Clustered VEGF Nanoparticles in Microporous Annealed Particle (MAP) Hydrogel Accelerates Functional Recovery and Brain Tissue Repair after Stroke

Ischemic stroke, a blockage in the vasculature of the brain that results in insufficient blood flow, is one of the worlds leading causes of disability. The cascade of inflammation and cell death that occurs immediately following stroke drives vascular and functional loss that does not fully recover over time, and no FDA-approved therapies exist that stimulate regeneration post-stroke. We have previously developed a hydrogel scaffold that delivered heparin nanoparticles with and without VEGF bound to their surface to promote angiogenesis and reduce inflammation, respectively.

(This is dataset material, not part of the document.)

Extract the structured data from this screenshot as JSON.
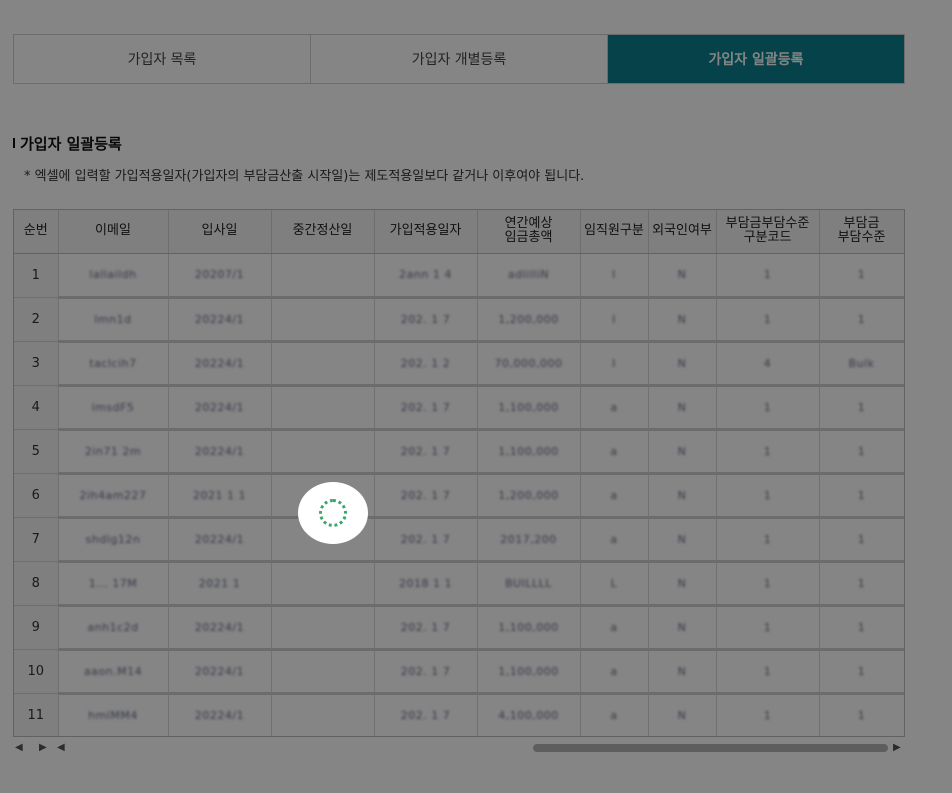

However, the inclusion of the naked heparin nanoparticles warranted concern over the development of bleeding complications. Here, we explore how microporous annealed particle (MAP) scaffolds functionalized with VEGF coated heparin nanoparticles can both reduce inflammation and promote angiogenesis - without the inclusion of free heparin nanoparticles. We show that our updated design not only successfully promotes de novo tissue formation, including the development of mature vessels and neurite sprouting, but it also leads to functional improvement in a photothrombotic stroke model. In addition, we find increased astrocyte infiltration into the infarct site correlated with mature vessel formation. This work demonstrates how our biomaterial design can enhance endogenous regeneration post-stroke while eliminating the need for excess heparin.